Over the past decade, the naturalization exam received much scrutiny and criticism. The government began redesigning it in 2000 and established a fairer scoring system. In 2007, USCIS piloted the new exam in 10 cities. Officials have since continued improving the test, which now is offered to everyone.
The testing requirement is relaxed somewhat for older adults who have lived in the U.S. for a certain amount of time. If they have lived as permanent residents for at least 15 years and are older than age 55 or for at least 20 years and are older than age 50, they might be allowed to take the exam in their native language. Also, test-takers age 65 and over might be allowed to take a simplified civics test, and the entire exam may be waived for people with certain disabilities.

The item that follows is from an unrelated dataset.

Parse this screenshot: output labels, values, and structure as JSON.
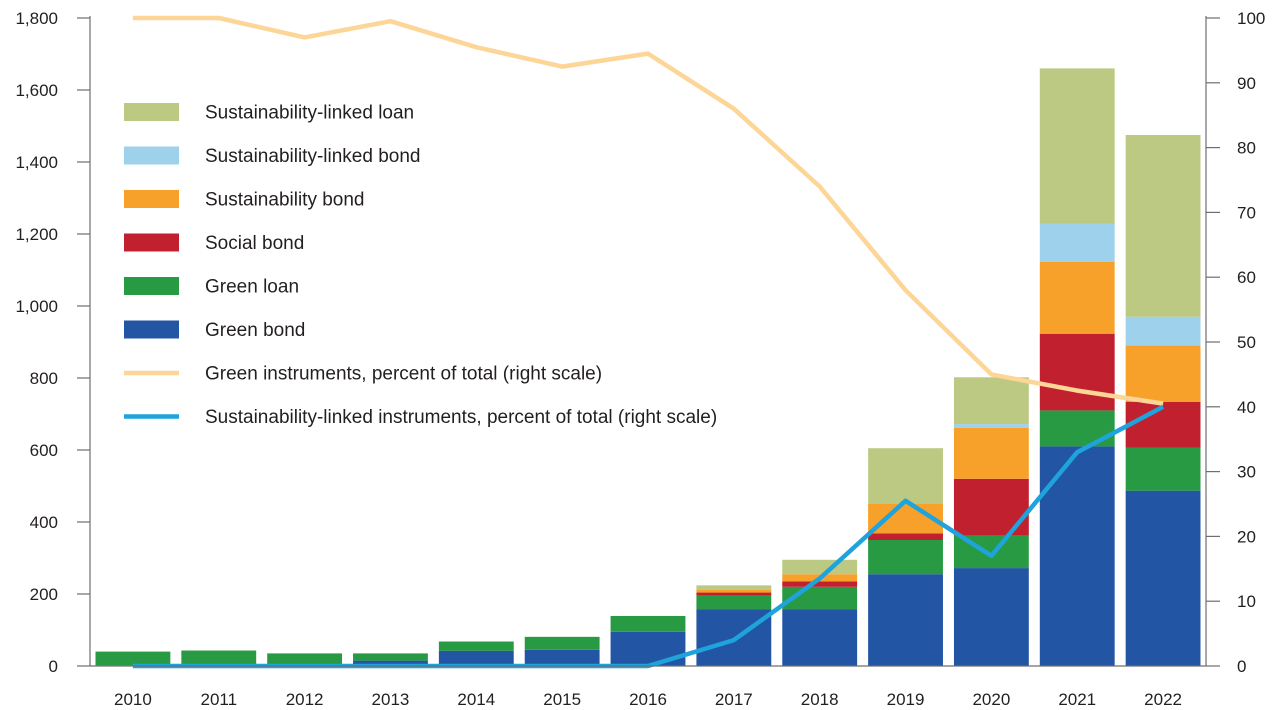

The test, which previously was a paper exam given to applicants at a testing site, is now given orally at an immigration office. An immigration officer reads the test questions to the applicant, who responds verbally. Usually, at the end of this interview and testing session, candidates are told if they will be granted citizenship. In some cities, the candidate is invited to attend a citizenship ceremony on the same day.
On the civics test, you must answer six of 10 multiple-choice questions correctly. The questions are taken from a list of civics questions that covers:
- The Constitution
- The government’s structure and the role of each branch
- Current government leaders
- The names of important states, rivers and national monuments
- The flag
- National holidays
- The obligations of a citizen
- History from the Colonial period to the present
You have three chances to read aloud specified material. To prepare for this portion of the test, you may study the government’s provided vocabulary list.
You have three chances to write a sentence read aloud by an immigration officer. You may study the writing vocabulary, which lists common words used in the dictated sentence.
After you are approved for citizenship, you are invited to a ceremony to formally accept your new title. A federal official, such as a judge or immigration officer, will preside over the ceremony. The program at each ceremony varies. Usually, the official speaks about the importance of becoming a citizen and the contributions you can make as a participant in a democracy. The name of each new citizen is announced. You are then asked to turn in your alien registration card as you receive a document identifying you as an American citizen.